Thy husband Menelaus hither bring,

Compare our shapes, our years, and everything,

I make you judgess, wrong me if you can,

You needs must say I am the properer man.

None of my line hath turned the sun to blood

And robbed his steeds of their ambrosial food.

My father grew not from the Caucase rock,



Nor shall I graft you in a bloody stock.

Priam ne’er wronged the guiltless soul, or, further,

Made the Myrtoan sea look red with murder.

Nor thirsteth my great-grand-sire in the lake

Of Lethe, chin-deep, yet no thirst can slake;

Nor after ripened apples vainly skips,

Who fly him still and yet still touch his lips.

But what of this? If he be so derived,

You, notwithstanding, are no right deprived,

You grace your stock and being so divine,

Myrtoan is a part of the sea betwixt the Ionium and Egeum


Jove is of force compelled into his line.

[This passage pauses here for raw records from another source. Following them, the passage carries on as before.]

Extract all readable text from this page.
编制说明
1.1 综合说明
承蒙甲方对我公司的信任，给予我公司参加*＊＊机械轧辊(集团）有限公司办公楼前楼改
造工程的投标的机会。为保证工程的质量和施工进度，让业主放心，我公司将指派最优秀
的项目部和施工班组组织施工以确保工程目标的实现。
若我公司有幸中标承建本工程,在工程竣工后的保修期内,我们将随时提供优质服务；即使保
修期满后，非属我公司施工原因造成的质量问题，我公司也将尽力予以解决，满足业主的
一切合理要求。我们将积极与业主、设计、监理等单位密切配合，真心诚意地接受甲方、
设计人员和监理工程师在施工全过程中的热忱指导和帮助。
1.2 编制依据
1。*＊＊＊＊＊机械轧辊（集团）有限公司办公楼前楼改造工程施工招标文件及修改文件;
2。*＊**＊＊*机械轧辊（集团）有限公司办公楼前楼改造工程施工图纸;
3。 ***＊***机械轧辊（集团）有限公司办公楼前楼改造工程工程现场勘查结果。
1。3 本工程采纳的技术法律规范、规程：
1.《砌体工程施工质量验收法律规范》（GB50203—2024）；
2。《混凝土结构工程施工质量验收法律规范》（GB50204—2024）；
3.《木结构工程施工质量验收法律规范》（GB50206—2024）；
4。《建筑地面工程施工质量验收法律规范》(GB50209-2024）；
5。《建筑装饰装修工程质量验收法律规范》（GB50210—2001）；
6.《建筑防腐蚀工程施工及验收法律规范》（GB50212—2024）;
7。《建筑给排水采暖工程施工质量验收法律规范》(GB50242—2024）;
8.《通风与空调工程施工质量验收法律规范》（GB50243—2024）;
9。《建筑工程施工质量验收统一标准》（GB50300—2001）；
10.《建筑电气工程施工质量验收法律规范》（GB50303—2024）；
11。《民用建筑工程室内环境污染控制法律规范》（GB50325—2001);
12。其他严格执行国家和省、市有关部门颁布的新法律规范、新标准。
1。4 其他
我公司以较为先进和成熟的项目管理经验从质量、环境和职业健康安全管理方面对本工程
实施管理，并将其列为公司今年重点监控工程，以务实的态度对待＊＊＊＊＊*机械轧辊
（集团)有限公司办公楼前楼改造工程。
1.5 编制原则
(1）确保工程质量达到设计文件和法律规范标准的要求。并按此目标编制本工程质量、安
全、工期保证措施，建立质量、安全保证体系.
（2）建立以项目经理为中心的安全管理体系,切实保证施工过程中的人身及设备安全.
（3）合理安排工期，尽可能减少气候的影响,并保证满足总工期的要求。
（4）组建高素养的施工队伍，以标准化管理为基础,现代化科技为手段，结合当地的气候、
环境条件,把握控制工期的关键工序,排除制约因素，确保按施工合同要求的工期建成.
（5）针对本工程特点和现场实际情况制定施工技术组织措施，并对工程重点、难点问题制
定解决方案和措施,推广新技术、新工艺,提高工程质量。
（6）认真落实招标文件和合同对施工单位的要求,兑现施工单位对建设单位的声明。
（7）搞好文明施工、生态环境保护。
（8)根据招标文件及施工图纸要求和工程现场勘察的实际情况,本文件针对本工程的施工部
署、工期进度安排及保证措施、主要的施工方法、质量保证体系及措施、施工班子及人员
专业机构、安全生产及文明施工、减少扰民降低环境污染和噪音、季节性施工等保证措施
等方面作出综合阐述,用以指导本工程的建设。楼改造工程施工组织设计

   O mischief! Whilst I vainly speak of this,

Your husband, all unworthy of such bliss,

Enjoys you this long night, enfolds your waist

And where he list may boldly touch and taste.

So when you sat at table, many a toy

Passeth between you my vexed soul t’annoy.

At such high feasts I wish my enemy sit,

Where discontent attends on every bit;

I never yet was placed at any feast



But oft it irked me that I was your guest.

That which offends me most, thy rude lord knows,

For still his arm about thy neck he throws,

Which I no sooner spy but I grow mad

And hate the man, whose courting makes me sad.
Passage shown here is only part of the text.